I will take this opportunity to also pay tribute to Sir Roy Stone, the former principal private secretary to the Government Chief Whip. He was very much known as the “usual channels”, and I think he embodied that with distinction. I did not know him personally, but I know of his reputation and of the love and esteem in which he was held by many Members across the House. We send our thoughts to his family and friends again at this time.
The thoughts of many across the House will also be with those living in Gaza. We see the intolerable suffering, death and starvation on our screens most evenings, and it must stop now. Food is not reaching starving people, airstrikes are killing civilians and hostages are still being held. I know that this whole House wants to see a change of course, meaningful aid getting in, an urgent ceasefire and a path to a durable peace.
I also heard Mr Speaker’s statement this morning about the Government giving statements to this House in a timely fashion, and I absolutely hear what he says. As I said yesterday in the House, I will ensure that that message is relayed, as I do on many occasions, to our Cabinet colleagues. I just remind the House that the Lord Chancellor laid a long written ministerial statement yesterday afternoon, as did the Home Secretary earlier in the week, but we can and we must do better. The right hon. Gentleman, as I said yesterday in the House, should remember that we have given 146 oral statements in just 133 sitting days, and that far outstrips what happened under his Government when, frankly, they disrespected Parliament time after time. I will not be taking any lectures from him on that.

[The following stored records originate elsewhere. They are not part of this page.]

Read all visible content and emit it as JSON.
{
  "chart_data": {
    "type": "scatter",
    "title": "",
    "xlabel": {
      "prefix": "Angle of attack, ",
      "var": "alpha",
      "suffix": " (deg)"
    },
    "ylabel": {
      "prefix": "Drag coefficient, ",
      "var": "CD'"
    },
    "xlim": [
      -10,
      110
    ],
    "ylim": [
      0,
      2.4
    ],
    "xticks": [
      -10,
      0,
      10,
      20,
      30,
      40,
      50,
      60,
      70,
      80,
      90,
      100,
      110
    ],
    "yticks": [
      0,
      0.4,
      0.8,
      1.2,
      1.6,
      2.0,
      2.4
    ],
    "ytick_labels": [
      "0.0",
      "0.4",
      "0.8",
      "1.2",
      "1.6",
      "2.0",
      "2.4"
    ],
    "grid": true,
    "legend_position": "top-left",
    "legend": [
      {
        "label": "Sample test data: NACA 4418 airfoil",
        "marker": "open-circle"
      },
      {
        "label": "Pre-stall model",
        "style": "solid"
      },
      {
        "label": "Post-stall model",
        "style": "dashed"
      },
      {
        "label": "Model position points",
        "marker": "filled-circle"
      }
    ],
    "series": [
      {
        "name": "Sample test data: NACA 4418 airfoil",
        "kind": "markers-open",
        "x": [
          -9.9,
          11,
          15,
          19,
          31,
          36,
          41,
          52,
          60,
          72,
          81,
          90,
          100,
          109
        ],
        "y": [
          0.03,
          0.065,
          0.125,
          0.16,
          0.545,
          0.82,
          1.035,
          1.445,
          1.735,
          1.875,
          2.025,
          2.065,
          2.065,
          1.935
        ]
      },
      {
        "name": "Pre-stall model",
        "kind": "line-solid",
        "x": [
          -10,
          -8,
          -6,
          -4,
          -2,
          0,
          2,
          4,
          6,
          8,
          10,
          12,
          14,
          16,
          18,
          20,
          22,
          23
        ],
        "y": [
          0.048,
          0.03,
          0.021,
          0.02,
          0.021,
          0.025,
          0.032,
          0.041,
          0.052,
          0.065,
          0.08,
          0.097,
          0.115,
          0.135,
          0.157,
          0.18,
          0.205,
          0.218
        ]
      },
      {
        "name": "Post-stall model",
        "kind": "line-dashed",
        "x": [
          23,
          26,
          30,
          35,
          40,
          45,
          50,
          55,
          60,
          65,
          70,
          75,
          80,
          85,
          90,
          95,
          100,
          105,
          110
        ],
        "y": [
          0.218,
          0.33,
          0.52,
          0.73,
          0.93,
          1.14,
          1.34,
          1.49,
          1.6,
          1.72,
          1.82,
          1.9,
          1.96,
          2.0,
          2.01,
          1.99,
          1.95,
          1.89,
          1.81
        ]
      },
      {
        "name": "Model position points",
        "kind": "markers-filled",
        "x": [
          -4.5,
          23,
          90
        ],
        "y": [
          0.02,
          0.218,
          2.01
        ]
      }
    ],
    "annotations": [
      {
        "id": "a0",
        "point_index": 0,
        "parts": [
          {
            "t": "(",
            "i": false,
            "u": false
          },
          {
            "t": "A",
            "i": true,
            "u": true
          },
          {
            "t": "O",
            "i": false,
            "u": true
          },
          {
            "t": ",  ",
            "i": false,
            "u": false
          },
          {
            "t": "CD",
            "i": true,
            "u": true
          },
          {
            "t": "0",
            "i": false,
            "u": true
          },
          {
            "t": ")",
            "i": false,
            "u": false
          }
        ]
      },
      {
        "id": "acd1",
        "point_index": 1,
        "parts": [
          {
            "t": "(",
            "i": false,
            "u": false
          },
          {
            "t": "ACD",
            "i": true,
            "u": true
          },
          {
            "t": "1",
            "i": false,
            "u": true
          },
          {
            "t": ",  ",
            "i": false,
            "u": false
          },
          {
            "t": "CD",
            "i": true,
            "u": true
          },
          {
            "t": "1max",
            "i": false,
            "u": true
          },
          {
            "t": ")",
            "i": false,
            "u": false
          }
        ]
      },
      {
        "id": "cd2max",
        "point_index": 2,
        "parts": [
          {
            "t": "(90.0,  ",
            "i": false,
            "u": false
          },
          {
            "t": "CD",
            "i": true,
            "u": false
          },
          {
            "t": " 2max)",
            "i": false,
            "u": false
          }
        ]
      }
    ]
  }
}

I hear what the right hon. Gentleman says about the new technical university in his constituency in Herefordshire. It sounds like an important and good innovation to provide technical education and engineering pathways, particularly for people from certain backgrounds who might not otherwise access such education. My eldest son is currently studying engineering at one of the universities that I represent—Manchester Metropolitan University—and I hope he and many others have a pathway into work. The right hon. Gentleman is absolutely right that when higher education joins much more closely with the place of work and the skills that are needed for the jobs of the future, that is when we get much more bang for our buck, and our young people have the opportunities in life that they need.